Vodafone ambassador Emma Raducanu at work

Vodafone ambassador Emma Raducanu at work – craigstrydom

Eisenbud was then asked whether he thought that Raducanu – whose coaching roster includes not only Sears and Richardson but Torben Beltz, Dmitry Tursunov and Sebastian Sachs – will struggle to hire replacements in the future. He replied “I would think there are probably coaches who might be afraid to take the shot because they’ve seen a track record.”

Raducanu has been missing from the tour since late May and is still recuperating from surgery on both wrists and one ankle. But Eisenbud – whose career took off when his first client Maria Sharapova won Wimbledon in 2004 – insists that Raducanu will win more grand-slam titles.
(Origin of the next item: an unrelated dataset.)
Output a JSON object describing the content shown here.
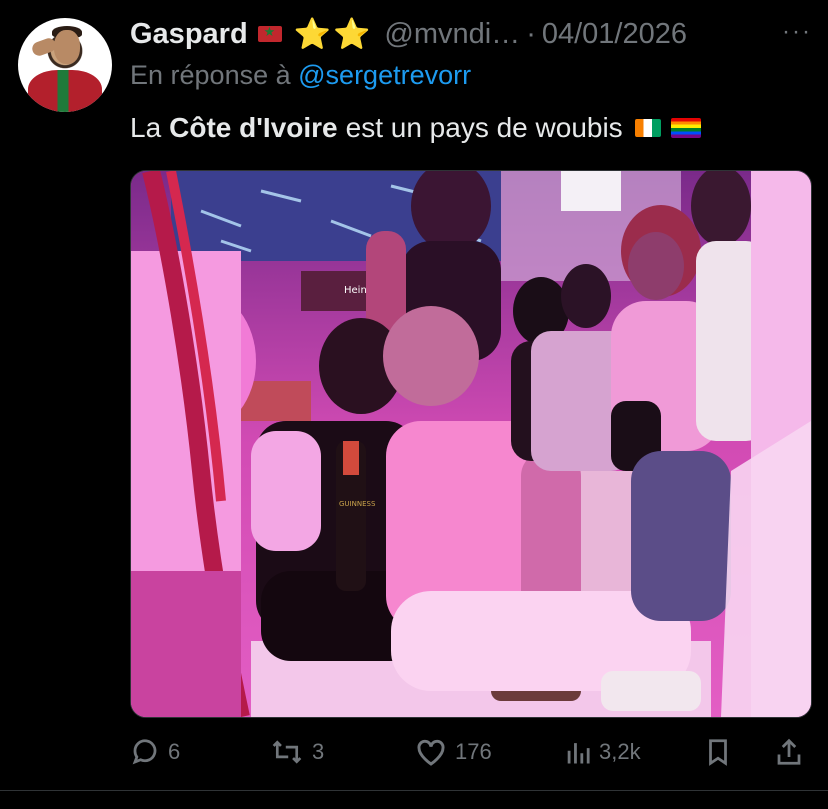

He also denies that her nine commercial partners – who include Porsche, Vodafone and Dior – have been a factor in her drop outside the world’s top 100 this summer.

“I don’t think anything would have changed if we did zero deals,” said Eisenbud. “Most people think that she is shooting [adverts and promotions] all the time, that’s not the case. The days that she is shooting are very mapped out. She is a hard worker, she is never skipping practices. But I understand why people see all the sponsors, they see all the money, they have a platform on social [media] and they wanna take shots.

“I don’t think any perceived issues with her tennis game is because the coaching wasn’t right,” Eisenbud added. “I think it’s because she went through an enormous event, which just rocked her world. She won US Open and started playing big tournaments, and she didn’t even know where the player lounge was or the locker room was. If she had the greatest coach of all time, if [legendary Australian] Harry Hopman came back and lived with her and stayed with her, I don’t think anything would have been different.

“If you look from Sharapova, most of the teenagers that won, it took them two years to win again. She skipped many steps and many experiences. I’m not surprised by any of the up and down tennis. I wouldn’t bet against her. She’s going to figure this all out. She’s young [21 this coming November]. You don’t just accidentally win the US Open the way she did. You have to be great to do what she did.

“Do I think that she will be in the top five in the world for 20 years? I don’t think so, I don’t think she is that. But I think she will win more grand slams, and she will compete to be in the top when things settle down.”